Considering $\mathbf{Y}_1,... \mathbf{Y}_M$ i.i.d such as $\forall i \in [|1,M|], \mathbf{Y_i}$ follow the same distribution as $\frac{\mathbf{X}}{\|\mathbf{X}\|}$. Because the Log-Sobolev Inequality is stable by measure tensorization ~\citep{chafai2024logarithmic} and because the variance operator is an Lipschitz function on the unit hypersphere, it follow that if $\Var\left(\mathbf{Y}_1,...\mathbf{Y}_M \right)$ denotes the empirical variance:
\begin{equation}
\label{final_inequality}
    \mathbb{P}\left(\left|\Var\left(\mathbf{Y}_1,...\mathbf{Y}_M)\right) - \Var \left( \frac{\mathbf{X}}{\|\mathbf{X}\|}\right)\right| \ge r\right) \le 2c \exp\left(-MKr^2D\right)
\end{equation}
where $K$ is an absolute constant depending on $K', \sigma$, $C$ and the Lipchitz constant.

In our method, the normalized output of the DC Layer $\forall i \in [|1,M|], \frac{\boldsymbol{\alpha}_{DC}^{(i)}}{\|\boldsymbol{\alpha}_{DC}^{(i)}\|} := \tilde{\boldsymbol{\alpha}}^{(i)} ( \boldsymbol{z})$ follows a projected Gaussian distribution and its true variance denoted here by $\Var(\boldsymbol{\alpha_{DC}}(\boldsymbol{z}))$ depends on the embedding $z$. The absolute constant $K$ depends on the embedding $z$, hence we write $K=K(z)$. It follows that:

\begin{equation}
\mathbb{P}\Bigl(\bigl|\Var(\tilde{\boldsymbol{\alpha}}^{(1)} ( \boldsymbol{z}),\dots,\tilde{\boldsymbol{\alpha}}^{(M)} ( \boldsymbol{z})) -\Var(\boldsymbol{\alpha_{DC}}(\boldsymbol{z}))|)\leq 2c\exp\bigl(-MK(z)r^2D\bigr).
\end{equation}

This inequality also holds in the uniform case, as this setup also satisfies the Log-Sobolev inequality, which permits a measure tensorization argument. 

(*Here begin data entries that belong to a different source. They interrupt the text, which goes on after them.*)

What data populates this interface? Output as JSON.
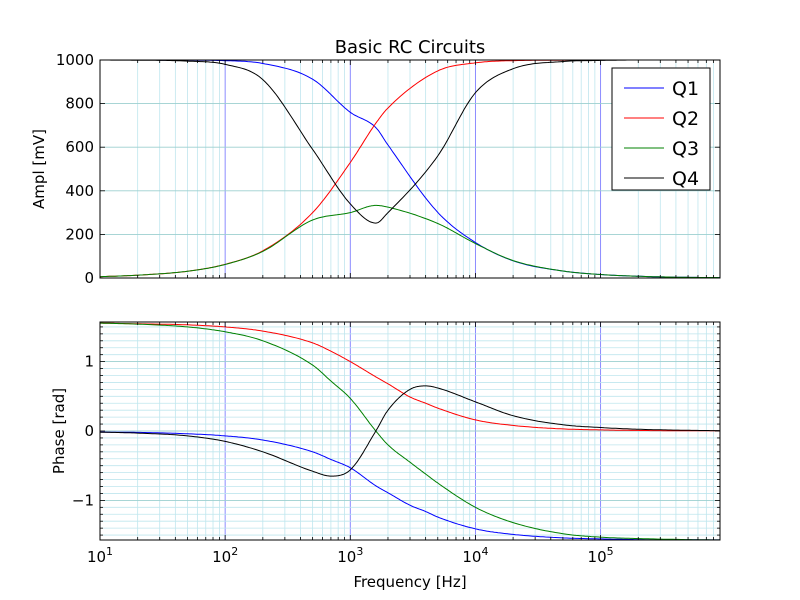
{
  "chart_data": [
    {
      "type": "line",
      "title": "Basic RC Circuits",
      "ylabel": "Ampl [mV]",
      "xscale": "log",
      "xlim": [
        10,
        900000
      ],
      "ylim": [
        0,
        1000
      ],
      "x_ticks": [
        {
          "value": 10,
          "base": "10",
          "exp": "1"
        },
        {
          "value": 100,
          "base": "10",
          "exp": "2"
        },
        {
          "value": 1000,
          "base": "10",
          "exp": "3"
        },
        {
          "value": 10000,
          "base": "10",
          "exp": "4"
        },
        {
          "value": 100000,
          "base": "10",
          "exp": "5"
        }
      ],
      "y_ticks": [
        "0",
        "200",
        "400",
        "600",
        "800",
        "1000"
      ],
      "y_tick_values": [
        0,
        200,
        400,
        600,
        800,
        1000
      ],
      "grid": true,
      "legend_position": "top-right",
      "x": [
        10,
        20,
        50,
        100,
        200,
        500,
        1000,
        1600,
        2000,
        5000,
        10000,
        20000,
        50000,
        100000,
        200000,
        500000,
        900000
      ],
      "series": [
        {
          "name": "Q1",
          "color": "#0000ff",
          "values": [
            1000,
            1000,
            999,
            997,
            984,
            912,
            760,
            690,
            610,
            301,
            163,
            79,
            32,
            16,
            8,
            3,
            2
          ]
        },
        {
          "name": "Q2",
          "color": "#ff0000",
          "values": [
            6,
            13,
            31,
            63,
            125,
            300,
            530,
            710,
            780,
            950,
            987,
            997,
            999,
            1000,
            1000,
            1000,
            1000
          ]
        },
        {
          "name": "Q3",
          "color": "#008000",
          "values": [
            6,
            13,
            31,
            62,
            122,
            266,
            300,
            333,
            325,
            250,
            158,
            80,
            32,
            16,
            8,
            3,
            2
          ]
        },
        {
          "name": "Q4",
          "color": "#000000",
          "values": [
            1000,
            999,
            995,
            980,
            910,
            590,
            340,
            252,
            300,
            560,
            850,
            960,
            993,
            998,
            1000,
            1000,
            1000
          ]
        }
      ]
    },
    {
      "type": "line",
      "xlabel": "Frequency [Hz]",
      "ylabel": "Phase [rad]",
      "xscale": "log",
      "xlim": [
        10,
        900000
      ],
      "ylim": [
        -1.5708,
        1.5708
      ],
      "x_ticks": [
        {
          "value": 10,
          "base": "10",
          "exp": "1"
        },
        {
          "value": 100,
          "base": "10",
          "exp": "2"
        },
        {
          "value": 1000,
          "base": "10",
          "exp": "3"
        },
        {
          "value": 10000,
          "base": "10",
          "exp": "4"
        },
        {
          "value": 100000,
          "base": "10",
          "exp": "5"
        }
      ],
      "y_ticks": [
        "−1",
        "0",
        "1"
      ],
      "y_tick_values": [
        -1,
        0,
        1
      ],
      "grid": true,
      "x": [
        10,
        20,
        50,
        100,
        200,
        500,
        700,
        1000,
        1600,
        2000,
        3000,
        4000,
        5000,
        10000,
        20000,
        50000,
        100000,
        200000,
        500000,
        900000
      ],
      "series": [
        {
          "name": "Q1",
          "color": "#0000ff",
          "values": [
            -0.016,
            -0.02,
            -0.04,
            -0.07,
            -0.13,
            -0.3,
            -0.41,
            -0.53,
            -0.79,
            -0.89,
            -1.07,
            -1.16,
            -1.24,
            -1.41,
            -1.49,
            -1.54,
            -1.555,
            -1.565,
            -1.568,
            -1.57
          ]
        },
        {
          "name": "Q2",
          "color": "#ff0000",
          "values": [
            1.555,
            1.545,
            1.53,
            1.5,
            1.44,
            1.27,
            1.15,
            1.0,
            0.78,
            0.68,
            0.49,
            0.4,
            0.33,
            0.16,
            0.08,
            0.03,
            0.016,
            0.008,
            0.003,
            0.002
          ]
        },
        {
          "name": "Q3",
          "color": "#008000",
          "values": [
            1.555,
            1.54,
            1.5,
            1.43,
            1.3,
            0.95,
            0.72,
            0.47,
            0.0,
            -0.2,
            -0.45,
            -0.62,
            -0.75,
            -1.1,
            -1.32,
            -1.48,
            -1.53,
            -1.55,
            -1.565,
            -1.57
          ]
        },
        {
          "name": "Q4",
          "color": "#000000",
          "values": [
            -0.016,
            -0.03,
            -0.07,
            -0.15,
            -0.3,
            -0.58,
            -0.65,
            -0.56,
            0.0,
            0.3,
            0.6,
            0.65,
            0.62,
            0.42,
            0.22,
            0.09,
            0.05,
            0.025,
            0.01,
            0.005
          ]
        }
      ]
    }
  ]
}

In practice, for OoD data, one expects the empirical variance to converges more slowly—both because it has intrinsically higher variance and because OoD examples can be highly diverse—so the required number of samples $M$ must be only calibrated on a ID validation set.

Relying on the theoretical observations established by ~\citet{sun2021react}, one can easily show that the constant $K(z)$ is larger for ID embeddings than for OoD embeddings, reflecting the fact that ID embeddings concentrate more tightly in the representation space and exhibit lower variance than OoD embeddings. A more precise study of this constant is left for future work.